Took your advice to add marbles to the can of waterlox to keep it from gelling, but I still can't keep it from gelling. I bought a can of Bloxygen but I guess the waterlox is too far gone. Does anyone have other ideas to keep it from gelling?


----------



## Bob Willing (Jul 4, 2008)

I guess I will answer my own question here is what "Waterlox" had to say "Storing Waterlox to prevent it from drying out.

Keep containers of Waterlox Original Tung oil finishes closed when not in use and keep in a cool, dry place. If stored properly, an unopened can of Waterlox Original Tung oil finishes have an almost indefinite shelf life. Cold temperatures will not negatively affect the product, but if Waterlox has been chilled or exposed to freezing temperatures, allow the product to stand for at least 6 hours in temperatures above 60° F before using. DO NOT artificially heat Waterlox products.

Partially filled containers may gel since Waterlox Original Tung oil finishes dry through oxidation. When a container is opened, it is exposed to oxygen and the remaining unused portion may begin to oxidize. This leads to skinning and eventually gelling of the product.

For the best results, pour the Waterlox you need to complete your job into another container and promptly reseal the original container (replace both the metal seal and screw top on the oblong can(s) and the lid on the round can(s)).

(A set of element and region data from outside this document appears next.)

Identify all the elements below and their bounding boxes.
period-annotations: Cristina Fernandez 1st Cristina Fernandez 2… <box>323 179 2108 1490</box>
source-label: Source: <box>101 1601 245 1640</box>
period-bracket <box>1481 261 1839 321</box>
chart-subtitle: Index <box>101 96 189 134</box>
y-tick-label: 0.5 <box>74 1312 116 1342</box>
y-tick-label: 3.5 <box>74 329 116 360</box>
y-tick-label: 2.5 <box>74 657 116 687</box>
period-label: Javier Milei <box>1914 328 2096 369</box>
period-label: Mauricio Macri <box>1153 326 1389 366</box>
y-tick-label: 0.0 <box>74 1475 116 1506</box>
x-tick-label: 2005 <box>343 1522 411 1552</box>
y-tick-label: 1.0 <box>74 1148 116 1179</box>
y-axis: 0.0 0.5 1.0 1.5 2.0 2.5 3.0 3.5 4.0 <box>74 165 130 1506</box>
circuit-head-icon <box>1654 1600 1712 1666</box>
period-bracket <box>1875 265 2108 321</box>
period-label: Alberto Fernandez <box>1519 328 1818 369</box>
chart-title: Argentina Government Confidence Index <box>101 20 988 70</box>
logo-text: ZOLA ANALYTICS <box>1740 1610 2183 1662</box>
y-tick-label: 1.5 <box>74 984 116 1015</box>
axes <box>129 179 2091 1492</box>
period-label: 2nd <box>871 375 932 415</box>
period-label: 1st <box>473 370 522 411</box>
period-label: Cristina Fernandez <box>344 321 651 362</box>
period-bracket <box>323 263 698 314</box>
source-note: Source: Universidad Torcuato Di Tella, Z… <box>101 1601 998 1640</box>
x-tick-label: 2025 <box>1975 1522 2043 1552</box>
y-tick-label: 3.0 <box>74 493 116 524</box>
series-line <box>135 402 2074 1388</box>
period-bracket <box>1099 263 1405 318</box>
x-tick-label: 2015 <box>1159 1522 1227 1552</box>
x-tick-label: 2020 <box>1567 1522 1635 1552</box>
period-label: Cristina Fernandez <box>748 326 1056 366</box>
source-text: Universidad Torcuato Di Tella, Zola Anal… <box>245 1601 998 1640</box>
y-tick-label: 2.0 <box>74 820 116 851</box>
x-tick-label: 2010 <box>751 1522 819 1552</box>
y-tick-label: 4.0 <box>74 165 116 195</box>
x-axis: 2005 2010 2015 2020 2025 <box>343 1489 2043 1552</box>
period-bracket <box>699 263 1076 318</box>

DO NOT return any unused portion to the original can.

For proper storage, oxygen inside the Waterlox container must be displaced by one or more of the following methods:

*Decant the product into a smaller airtight glass or metal container. DO NOT use plastic. If using a previously vacuum-sealed jar (e.g. pickles or baby food) use plastic wrap inside the lid to create an adequate seal. 
*Use clean marbles or stones to raise the level of the finish and thereby displace the oxygen. 
*With rectangular cans, squeeze the sides to push the liquid up and seal before the air returns into the can. 
*"Float" the product with an inert gas, such as BLO2XYGEN, carbon dioxide or argon, that is heavier than air. 

These are the only tried and true methods that we're aware of to use to keep the product from gelling. Keep in mind that whatever method you use, you'll need to be sure the oxygen is being "removed" from the equation. You may also be interested in buying Waterlox Original in a 2 fl oz sample packet - maybe a one-time use packet would help you more than the size container you're using today.

If the material is soft and pliable, you'll want to be sure that it dries on a piece of glass before using it. If it dries on glass, there will be enough driers in it to dry on a project. Once the process of oxidation has begun, there is not way to reverse it."


----------